In Beijing, another human rights lawyer, Quangzhang Wang, was arrested in 2015 during the infamous 709 Crackdown, along with 300 other activists. Having refused to issue a sham confession, he stayed in prison for five years and has recently returned to his wife, Wenzu Li, and son, who is now eight years old. They are constantly tracked and harassed: in a particularly troubling scene, a group of plain-clothes police officers stop them from leaving their apartment. The neighbours also check in on them, as they have been dubbed “traitors”.

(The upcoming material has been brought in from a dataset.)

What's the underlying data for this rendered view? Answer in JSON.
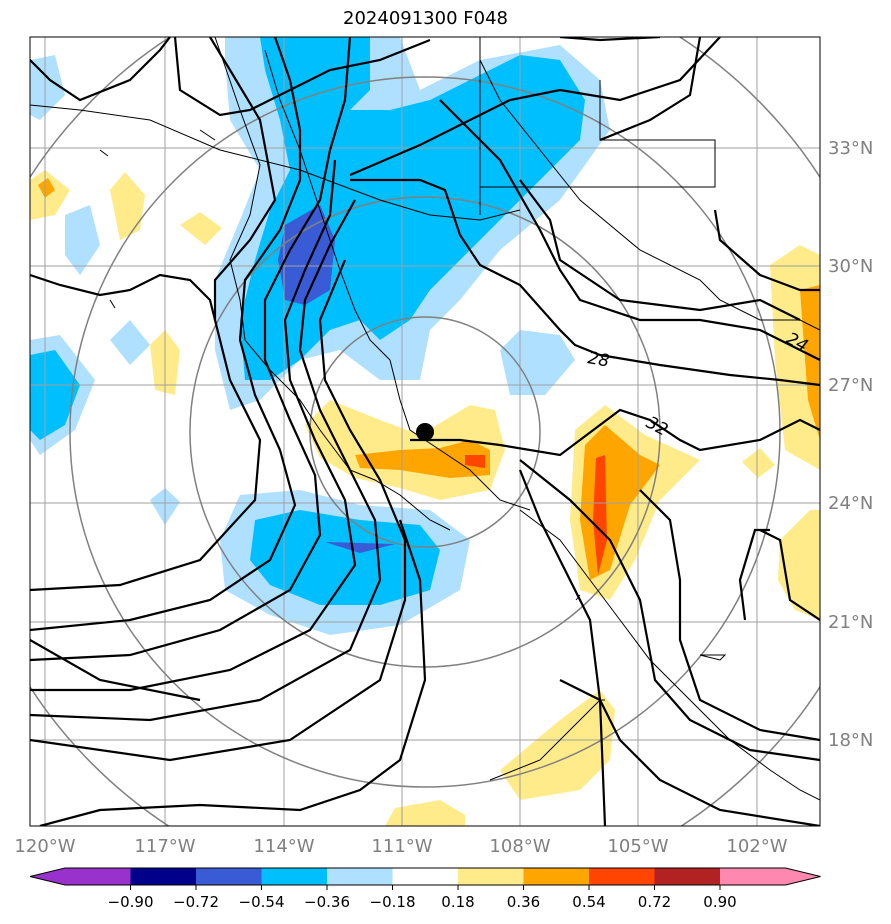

It is this self-regulation that comes across as the most insidious and dangerous element, as journalist Sophia Huang Xuequin, who was first targeted because of her reporting on sexual harassment by high-ranking officials and is now covering Weiping's case, explains. Most people are complacent and have gradually accepted the removal of freedoms. Now the state doesn't even have to censor them, as they are doing it themselves and reporting on their fellow citizens, which can raise their social credit. Sophia is, like the two lawyers, accused of "inciting subversion of state power", a charge that is not clearly defined and is manipulated by the legal system according to what the authorities need it to mean.

However, the most heartbreaking part is how these policies affect families, especially children. Zijuan gets into a heated argument with Weiping's father, who is a Party member; Tutu has a life-size cardboard cut-out of his father to hug and screams insults at cameras pointing at their house; and Quanzhang's relationship with his son is strained owing to his overwhelming feeling of guilt because of missing five of his formative years.

Filmed by three anonymous cinematographers, co-edited by an anonymous editor and co-produced by an anonymous producer, the documentary's access is so incredible that it makes one wonder how they got away with it. It is an urgent, gripping and frightening film, and serves as much as a warning for the rest of the world as it describes China and its increasing authoritarianism. It is a slippery slope from the development of technology to totalitarian excess, and if the misuse is obvious in a country that was repressive even without it, one can fully expect to be tracked in other societies, too.

Total Trust was co-produced by Germany's Filmtank and Interactive Media Foundation, the Netherlands' Witfilm and NTR, Germany’s ZDF/Arte, the UK’s BBC Storyville, Sweden’s SVT, and US outfit Chicken & Egg Pictures. Cinephil has the international rights.